Satellite
Show on map
  • Day 246

    Der lange Weg zum Karibiktraum

    December 7, 2021, Caribbean Sea ⋅ ☀️ 28 °C

    Ich hole also Kai von der Insel Ometepe alias Utopia ab. Wir wollen an die Karibikküste bzw. auf eine winzige vorgelagerte Inselgruppe im karibischen Meer, die nicht nur bei Backpackern und Auswanderern als Geheimtipp des Karibiktraums gehandelt wird. Die Anreise dorthin wird insgesamt 3 mühsame Tage dauern, aber auf jeden Fall soll es sich voll lohnen. Also geht's los:
    Tag 1: Wir sitzen 6 Stunden im Auto. Fürchterliche Straßen, unausgelasteter, frisch operierter Hund auf dem Rücksitz, und ein von sich selbst genervter und mittelloser Kai (weil Kreditkarte wieder weg) auf dem Beifahrersitz, und ich, als nicht orientierte Fahrerin, ohne Google Maps, da kein Empfang, fahre erstmal 100 km in die falsche Richtung, um dann festzustellen, dass es dort wohl doch keine Brücke über den Fluss gibt.
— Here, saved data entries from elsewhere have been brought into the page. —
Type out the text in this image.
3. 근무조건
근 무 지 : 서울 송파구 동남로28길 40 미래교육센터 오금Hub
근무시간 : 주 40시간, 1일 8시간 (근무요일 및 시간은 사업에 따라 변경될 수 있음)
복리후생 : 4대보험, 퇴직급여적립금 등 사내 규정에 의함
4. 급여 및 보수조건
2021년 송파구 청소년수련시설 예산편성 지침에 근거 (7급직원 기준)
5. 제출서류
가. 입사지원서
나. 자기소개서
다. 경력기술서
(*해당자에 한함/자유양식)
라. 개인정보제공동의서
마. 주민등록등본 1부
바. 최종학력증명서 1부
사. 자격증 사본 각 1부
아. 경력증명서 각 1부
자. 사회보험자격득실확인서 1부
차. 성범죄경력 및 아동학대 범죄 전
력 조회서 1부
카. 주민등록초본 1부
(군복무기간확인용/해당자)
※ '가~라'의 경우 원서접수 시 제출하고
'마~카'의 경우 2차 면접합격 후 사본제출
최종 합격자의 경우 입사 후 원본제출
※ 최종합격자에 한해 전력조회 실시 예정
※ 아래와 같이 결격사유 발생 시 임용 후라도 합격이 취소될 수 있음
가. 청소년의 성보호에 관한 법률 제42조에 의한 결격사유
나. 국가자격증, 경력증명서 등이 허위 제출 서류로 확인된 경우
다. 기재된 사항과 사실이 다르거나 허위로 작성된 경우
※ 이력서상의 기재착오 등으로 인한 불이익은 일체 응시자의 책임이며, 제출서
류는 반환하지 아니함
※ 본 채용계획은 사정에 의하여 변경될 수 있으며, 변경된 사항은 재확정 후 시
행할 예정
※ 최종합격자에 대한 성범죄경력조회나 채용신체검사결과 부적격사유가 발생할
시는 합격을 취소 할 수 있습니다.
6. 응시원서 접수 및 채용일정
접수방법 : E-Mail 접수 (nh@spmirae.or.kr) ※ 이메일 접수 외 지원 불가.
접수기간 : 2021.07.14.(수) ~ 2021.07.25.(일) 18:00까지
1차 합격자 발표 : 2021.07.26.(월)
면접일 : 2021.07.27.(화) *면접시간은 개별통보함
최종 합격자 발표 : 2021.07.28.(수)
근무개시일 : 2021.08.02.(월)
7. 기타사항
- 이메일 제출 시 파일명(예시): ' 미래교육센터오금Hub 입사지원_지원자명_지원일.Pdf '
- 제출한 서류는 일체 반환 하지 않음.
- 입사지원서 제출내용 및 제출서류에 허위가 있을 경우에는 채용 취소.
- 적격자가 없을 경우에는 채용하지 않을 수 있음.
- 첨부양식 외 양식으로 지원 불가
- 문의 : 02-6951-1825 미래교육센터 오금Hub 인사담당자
Also wieder 100 km zurück auf der Fels-Lehm-Straße. Trümmertours ist wieder on the road.... Langsam wird es Dunkel. Es gibt keine Unterkunft weit und breit. Es gibt in dieser Gegend sowieso kaum Infrastruktur, aber wenigstens ein Restaurant, wo wir was zu Essen bekommen. Die Wirtin weiß auch nicht, wo es ein Hotel gibt, aber netterweise dürfen wir auf ihrem eingezäunten Grundstück campen. Puh! Erster Tag rum.
    Tag 2: Wir sitzen 5 Stunden im Auto und erreichen am Nachmittag die vollkommen verarmte Hafenstadt Bluefields. Von hier aus wird am nächsten Tag die Fähre zu unserem karibischen Traumziel Corn Island gehen. Trotz Karibikküste ist davon hier nämlich noch nichts Schönes zu erblicken. Bluefields ist ein ethnischer Schmelztiegel, hauptsächlich von ehemals entflohenen afrikanischen Sklaven bewohnt. Sie sprechen die indigene Sprache Miskito und ein sehr eigensinniges kreolisches Englisch, was nur bei ganz genauem Hinhören als Englisch zu entziffern ist. Ich muss immer mindestens 2-3 mal nachfragen, ehe ich den Inhalt verstehe und eigentlich kann ich Englisch. Die schmuddelige Stadt ist von festgetretenen Pfaden aus roter Erde und breiten Ziegelstraßen voller Musik durchzogen, in denen es von Menschen wimmelt, die einem breit zulächeln und einem Kokain verkaufen wollen– oder verstohlene Seitenblicke zuwerfen. Beides ist suspekt genug, so dass man alleine hier sicherlich nicht spazieren gehen will. Die abgewrackten Hütten sind von rostigen Blechzäunen, bellenden Hunden und von Kokospalmen und Mangobäumen umgeben. Ohne Frage, Bluefields hat unübersehbare Probleme (Armut, Verfall, Kriminalität etc.) und seine heruntergekommene Infrastruktur kann mit der im restlichen Land nicht mithalten. Wir suchen einen geeigneten Parkplatz, wo wir unser Auto für einen Zeitraum X diebstahlsicher unterstellen können und werden beim Roten Kreuz und seinem mit Strom und Stacheldraht umzäunten Gelände fündig. Sie rufen Wucherpreise auf, aber in Abwägung der Lage, ist das die einzige sinnvolle Option. Vielleicht muss man Bluefields einfach wie einen etwas dubiosen neuen Freund betrachten, der irgendwie auch interessant ist… und leckerer Fisch und Meeresfrüchte, preiswerte historische Unterkünfte und indigene Gemeinden in nächster Nähe haben doch durchaus ihren Reiz, oder? Bin trotzdem froh, dass es sozusagen bei einem one-night-stand bleibt. Wohlauf können wir am nächsten Morgen aufs Schiff steigen.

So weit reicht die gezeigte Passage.